At the Crossroads
At the crossroads of wronged and offended I stand. Both paths equally worn down. Trees along the edges of each look meager, thinned from pollutants. Sections of brown, dead limbs have given up the fight. No matter the time of day, they cast eerie shadows, their bare, bony arms reaching for you. The thicket beneath has grown up in tangles of thorns, briars, weeds, and vines for miles. I know each path well, every turn, every long, seemingly unending stretch and rough patches everywhere, pot holes and poorly patched spots and some stretches of road traveled with such heavy loads that tread marks look like parallel trenches. Talk about misalignment! Pulling out of that deeply embedded track can be tricky. With exit ramps hidden from view, you have to keep a keen eye out for them, and just when you think you’ve reached the end, you find yourself back at the beginning. You’ve accomplished nothing more than a loop! After so many trips around and getting nowhere but back to Victim’s Crossing, you’d think I would have found another way before now. But sometimes awareness takes time, especially when you’ve been on auto pilot.
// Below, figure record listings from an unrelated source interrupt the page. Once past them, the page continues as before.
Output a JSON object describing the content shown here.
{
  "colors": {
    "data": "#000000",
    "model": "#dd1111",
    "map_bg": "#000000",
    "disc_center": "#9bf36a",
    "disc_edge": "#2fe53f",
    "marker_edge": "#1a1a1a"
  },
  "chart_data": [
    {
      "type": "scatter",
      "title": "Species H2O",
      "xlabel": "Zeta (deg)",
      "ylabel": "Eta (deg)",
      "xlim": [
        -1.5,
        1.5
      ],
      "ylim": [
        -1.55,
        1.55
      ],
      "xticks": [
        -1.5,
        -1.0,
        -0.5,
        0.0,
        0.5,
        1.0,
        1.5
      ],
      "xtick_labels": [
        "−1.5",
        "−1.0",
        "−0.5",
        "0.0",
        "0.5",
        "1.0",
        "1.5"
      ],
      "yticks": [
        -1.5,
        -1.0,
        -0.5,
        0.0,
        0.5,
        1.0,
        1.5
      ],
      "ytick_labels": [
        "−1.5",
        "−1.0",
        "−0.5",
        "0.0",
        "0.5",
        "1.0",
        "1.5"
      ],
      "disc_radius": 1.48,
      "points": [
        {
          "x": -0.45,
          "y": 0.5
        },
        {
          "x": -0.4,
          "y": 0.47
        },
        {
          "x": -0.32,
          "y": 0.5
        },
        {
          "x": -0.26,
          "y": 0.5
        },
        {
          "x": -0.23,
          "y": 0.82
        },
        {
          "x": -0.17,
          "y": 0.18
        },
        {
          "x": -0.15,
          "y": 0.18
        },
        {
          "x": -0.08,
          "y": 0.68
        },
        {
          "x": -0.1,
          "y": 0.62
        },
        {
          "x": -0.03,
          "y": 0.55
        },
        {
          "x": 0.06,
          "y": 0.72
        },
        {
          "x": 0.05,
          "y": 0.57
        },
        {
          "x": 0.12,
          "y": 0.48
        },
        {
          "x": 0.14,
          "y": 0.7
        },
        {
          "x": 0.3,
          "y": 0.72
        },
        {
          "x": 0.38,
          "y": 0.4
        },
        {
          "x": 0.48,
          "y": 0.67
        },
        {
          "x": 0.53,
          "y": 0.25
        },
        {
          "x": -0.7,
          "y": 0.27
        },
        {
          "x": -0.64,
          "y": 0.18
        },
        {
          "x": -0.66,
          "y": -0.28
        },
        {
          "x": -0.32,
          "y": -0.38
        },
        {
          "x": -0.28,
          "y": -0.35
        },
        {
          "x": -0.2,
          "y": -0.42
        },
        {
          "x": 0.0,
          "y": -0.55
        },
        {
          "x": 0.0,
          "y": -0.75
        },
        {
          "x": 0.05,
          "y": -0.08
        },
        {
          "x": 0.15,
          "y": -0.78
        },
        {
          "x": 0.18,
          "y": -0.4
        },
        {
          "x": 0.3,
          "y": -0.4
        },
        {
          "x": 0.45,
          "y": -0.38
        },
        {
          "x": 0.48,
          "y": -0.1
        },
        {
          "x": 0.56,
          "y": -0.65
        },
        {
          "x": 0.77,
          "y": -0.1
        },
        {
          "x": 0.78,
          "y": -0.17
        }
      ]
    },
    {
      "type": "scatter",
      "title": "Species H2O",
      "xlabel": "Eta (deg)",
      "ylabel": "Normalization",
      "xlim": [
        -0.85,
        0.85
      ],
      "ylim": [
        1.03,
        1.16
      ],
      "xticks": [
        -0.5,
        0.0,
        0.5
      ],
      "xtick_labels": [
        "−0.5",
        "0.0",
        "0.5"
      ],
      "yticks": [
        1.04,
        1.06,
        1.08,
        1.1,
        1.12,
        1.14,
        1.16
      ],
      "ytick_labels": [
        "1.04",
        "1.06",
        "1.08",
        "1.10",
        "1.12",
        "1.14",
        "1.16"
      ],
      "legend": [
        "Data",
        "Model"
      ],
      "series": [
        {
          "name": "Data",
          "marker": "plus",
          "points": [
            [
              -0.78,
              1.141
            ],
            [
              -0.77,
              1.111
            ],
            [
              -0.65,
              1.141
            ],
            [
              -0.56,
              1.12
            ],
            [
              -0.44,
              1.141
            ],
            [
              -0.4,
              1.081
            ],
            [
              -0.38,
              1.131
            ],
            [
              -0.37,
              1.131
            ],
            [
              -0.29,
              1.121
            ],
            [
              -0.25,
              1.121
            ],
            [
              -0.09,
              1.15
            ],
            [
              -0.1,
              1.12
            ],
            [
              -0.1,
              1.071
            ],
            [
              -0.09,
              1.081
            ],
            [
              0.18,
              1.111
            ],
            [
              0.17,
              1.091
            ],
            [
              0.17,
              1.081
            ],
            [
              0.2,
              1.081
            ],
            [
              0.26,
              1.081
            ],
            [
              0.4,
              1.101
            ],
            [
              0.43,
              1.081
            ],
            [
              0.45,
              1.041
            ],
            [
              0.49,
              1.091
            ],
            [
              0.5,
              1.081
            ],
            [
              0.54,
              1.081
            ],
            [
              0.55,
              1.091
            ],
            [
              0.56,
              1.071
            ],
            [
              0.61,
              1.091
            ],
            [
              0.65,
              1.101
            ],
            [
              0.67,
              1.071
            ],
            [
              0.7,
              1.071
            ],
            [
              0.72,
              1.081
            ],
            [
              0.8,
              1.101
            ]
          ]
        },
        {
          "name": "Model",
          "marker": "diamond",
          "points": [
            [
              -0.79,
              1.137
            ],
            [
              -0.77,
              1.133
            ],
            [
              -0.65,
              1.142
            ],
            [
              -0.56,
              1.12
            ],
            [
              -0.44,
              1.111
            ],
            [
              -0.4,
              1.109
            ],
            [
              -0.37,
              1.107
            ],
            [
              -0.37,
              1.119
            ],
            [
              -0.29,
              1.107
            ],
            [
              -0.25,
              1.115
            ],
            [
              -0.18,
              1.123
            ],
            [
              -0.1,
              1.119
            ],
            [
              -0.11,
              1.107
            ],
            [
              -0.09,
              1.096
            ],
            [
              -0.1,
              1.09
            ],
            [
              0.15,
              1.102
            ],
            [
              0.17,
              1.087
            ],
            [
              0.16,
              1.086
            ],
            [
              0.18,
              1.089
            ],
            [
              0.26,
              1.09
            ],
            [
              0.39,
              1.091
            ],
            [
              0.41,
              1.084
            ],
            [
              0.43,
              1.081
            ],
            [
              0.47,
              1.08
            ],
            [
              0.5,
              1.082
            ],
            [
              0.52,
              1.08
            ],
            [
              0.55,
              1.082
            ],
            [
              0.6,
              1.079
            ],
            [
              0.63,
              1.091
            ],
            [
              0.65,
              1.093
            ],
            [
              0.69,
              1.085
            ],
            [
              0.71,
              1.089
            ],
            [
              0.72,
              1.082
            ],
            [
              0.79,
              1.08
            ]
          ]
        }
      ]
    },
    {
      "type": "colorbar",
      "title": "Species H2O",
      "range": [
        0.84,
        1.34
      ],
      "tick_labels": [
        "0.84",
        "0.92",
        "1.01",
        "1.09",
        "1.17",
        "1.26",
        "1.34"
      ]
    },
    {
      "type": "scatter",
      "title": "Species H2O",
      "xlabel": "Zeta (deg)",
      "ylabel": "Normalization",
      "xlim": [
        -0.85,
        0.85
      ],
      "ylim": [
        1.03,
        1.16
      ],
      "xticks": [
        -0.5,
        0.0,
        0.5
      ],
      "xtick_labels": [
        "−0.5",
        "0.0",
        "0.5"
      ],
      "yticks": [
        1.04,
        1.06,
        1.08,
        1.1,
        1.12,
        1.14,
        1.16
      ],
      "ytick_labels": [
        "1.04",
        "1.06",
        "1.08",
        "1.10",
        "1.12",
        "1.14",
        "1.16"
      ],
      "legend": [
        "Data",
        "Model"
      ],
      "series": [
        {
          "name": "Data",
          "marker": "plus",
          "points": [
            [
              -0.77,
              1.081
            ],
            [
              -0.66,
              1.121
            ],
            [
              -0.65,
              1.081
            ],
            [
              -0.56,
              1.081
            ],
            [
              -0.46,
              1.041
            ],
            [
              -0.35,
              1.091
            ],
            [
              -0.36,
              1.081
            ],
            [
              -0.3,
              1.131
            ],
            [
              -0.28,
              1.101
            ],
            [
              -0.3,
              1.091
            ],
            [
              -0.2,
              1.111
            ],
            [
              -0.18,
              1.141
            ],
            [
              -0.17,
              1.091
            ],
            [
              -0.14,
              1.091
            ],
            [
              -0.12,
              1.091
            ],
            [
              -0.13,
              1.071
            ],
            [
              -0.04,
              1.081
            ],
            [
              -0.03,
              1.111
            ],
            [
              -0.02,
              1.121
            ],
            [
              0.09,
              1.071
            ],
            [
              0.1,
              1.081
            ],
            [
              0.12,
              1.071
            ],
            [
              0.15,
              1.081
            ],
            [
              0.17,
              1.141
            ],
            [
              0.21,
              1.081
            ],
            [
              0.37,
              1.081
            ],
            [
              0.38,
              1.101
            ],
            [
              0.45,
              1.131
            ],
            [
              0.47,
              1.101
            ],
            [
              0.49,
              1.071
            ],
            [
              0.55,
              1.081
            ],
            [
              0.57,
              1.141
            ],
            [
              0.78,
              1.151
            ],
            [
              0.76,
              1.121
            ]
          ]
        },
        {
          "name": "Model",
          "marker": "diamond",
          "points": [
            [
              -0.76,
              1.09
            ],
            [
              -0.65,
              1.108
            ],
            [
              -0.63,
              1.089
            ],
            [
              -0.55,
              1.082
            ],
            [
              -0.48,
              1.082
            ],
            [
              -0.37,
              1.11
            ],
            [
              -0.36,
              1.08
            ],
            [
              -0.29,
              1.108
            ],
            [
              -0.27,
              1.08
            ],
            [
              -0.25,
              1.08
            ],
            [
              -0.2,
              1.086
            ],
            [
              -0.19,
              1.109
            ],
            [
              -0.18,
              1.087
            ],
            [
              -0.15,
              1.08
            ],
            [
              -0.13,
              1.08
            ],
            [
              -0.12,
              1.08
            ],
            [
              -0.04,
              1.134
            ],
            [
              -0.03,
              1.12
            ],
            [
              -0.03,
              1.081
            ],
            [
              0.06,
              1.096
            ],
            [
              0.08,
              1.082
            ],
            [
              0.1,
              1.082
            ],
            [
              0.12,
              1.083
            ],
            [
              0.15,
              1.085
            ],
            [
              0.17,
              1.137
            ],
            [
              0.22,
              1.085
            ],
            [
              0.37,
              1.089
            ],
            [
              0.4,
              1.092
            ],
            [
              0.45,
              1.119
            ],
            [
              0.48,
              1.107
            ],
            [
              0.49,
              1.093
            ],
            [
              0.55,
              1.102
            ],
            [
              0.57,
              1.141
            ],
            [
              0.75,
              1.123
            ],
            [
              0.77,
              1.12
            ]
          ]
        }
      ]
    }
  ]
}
Here I am again. I’ve come full circle. It’s time. Time to step out of the vehicle in such disrepair, thank it for the ride, and walk, forging my own path of forgiveness, forgiveness of myself for forgetting that it’s all just a classroom and we the students. I’m forging a new path of forgiveness, through the heart of the forest, where the trees, great giants, help lay the path with their needles and leaves, where the under growth sprouts up in harmony with the giants and everyone exists in balance, where the light streaming like glistening jewels in through the royal canopy above is too brilliant to give notice to shadow, where paths are easy and worries none and connected to the earth our awareness is magnified, senses heightened, no trenches, just love, no need for exit ramps, just exploration and remembering the light that we are.


Your images of the scary part of the dense forest yet the hope is so true. And the light that works its way through the dense canopy to the hopeful understory. May your journey always be in light.